En ese contexto, el modo en el que se regula la actividad de los partidos políticos aparece como una variable recurrentemente observada y criticada, no solo por parte de los actores partidarios sino también de la prensa y la opinión pública en general. A modo de ejemplo, en el proceso electoral actualmente en curso volvieron a plantearse debates públicos en torno a dos aspectos cruciales del régimen legal: el mecanismo de selección de candidatos a través de primarias abiertas, simultáneas y obligatorias (PASO), puesto en discusión a partir de la ausencia de competencia en la categoría presidencial, y los requisitos para la oficialización de candidaturas, puesto en discusión a partir del hecho de que un pre-candidato presidencial pudo perder a último momento la posibilidad de competir por la ausencia del sostén jurídico.

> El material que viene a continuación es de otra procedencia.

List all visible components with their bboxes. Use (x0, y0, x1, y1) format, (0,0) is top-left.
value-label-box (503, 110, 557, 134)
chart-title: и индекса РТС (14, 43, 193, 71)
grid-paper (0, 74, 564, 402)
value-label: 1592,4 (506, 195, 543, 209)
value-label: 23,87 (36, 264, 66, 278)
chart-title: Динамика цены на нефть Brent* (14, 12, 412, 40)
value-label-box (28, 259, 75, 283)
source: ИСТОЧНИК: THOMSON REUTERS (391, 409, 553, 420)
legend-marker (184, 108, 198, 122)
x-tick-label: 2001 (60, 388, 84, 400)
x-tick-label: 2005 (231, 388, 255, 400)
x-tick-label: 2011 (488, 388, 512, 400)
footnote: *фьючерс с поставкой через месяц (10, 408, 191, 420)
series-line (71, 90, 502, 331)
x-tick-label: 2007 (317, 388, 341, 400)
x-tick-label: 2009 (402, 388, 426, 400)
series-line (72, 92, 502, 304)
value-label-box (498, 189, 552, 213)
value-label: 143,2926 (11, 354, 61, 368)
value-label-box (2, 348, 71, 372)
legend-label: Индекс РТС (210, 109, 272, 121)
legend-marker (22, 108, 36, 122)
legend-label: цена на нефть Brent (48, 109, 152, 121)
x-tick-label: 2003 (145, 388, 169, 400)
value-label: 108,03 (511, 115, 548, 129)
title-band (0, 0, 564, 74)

Por cierto, el régimen legal no es la variables explicativa principal de estas circunstancias ni su reforma podría ser condición suficiente para su solución. Sin embargo, es posible afirmar que diferentes esquemas institucionales generan incentivos que estimulan distintos comportamientos.

En las últimas décadas ha aumentado en forma excepcional la regulación sobre la creación y funcionamiento de los partidos políticos. Un número creciente de países cuentan con regulaciones específicas sobre el tema, y estas regulaciones cubren un campo cada vez mayor de actividades.

La tendencia hacia una regulación cada vez más extensa y exhaustiva involucra tanto a las democracias establecidas como a las nuevas o restauradas democracias latinoamericanas. Son embargo, es en estas últimas donde la “inflación” legislativa parece darse en las últimas dos décadas con mayor vigor.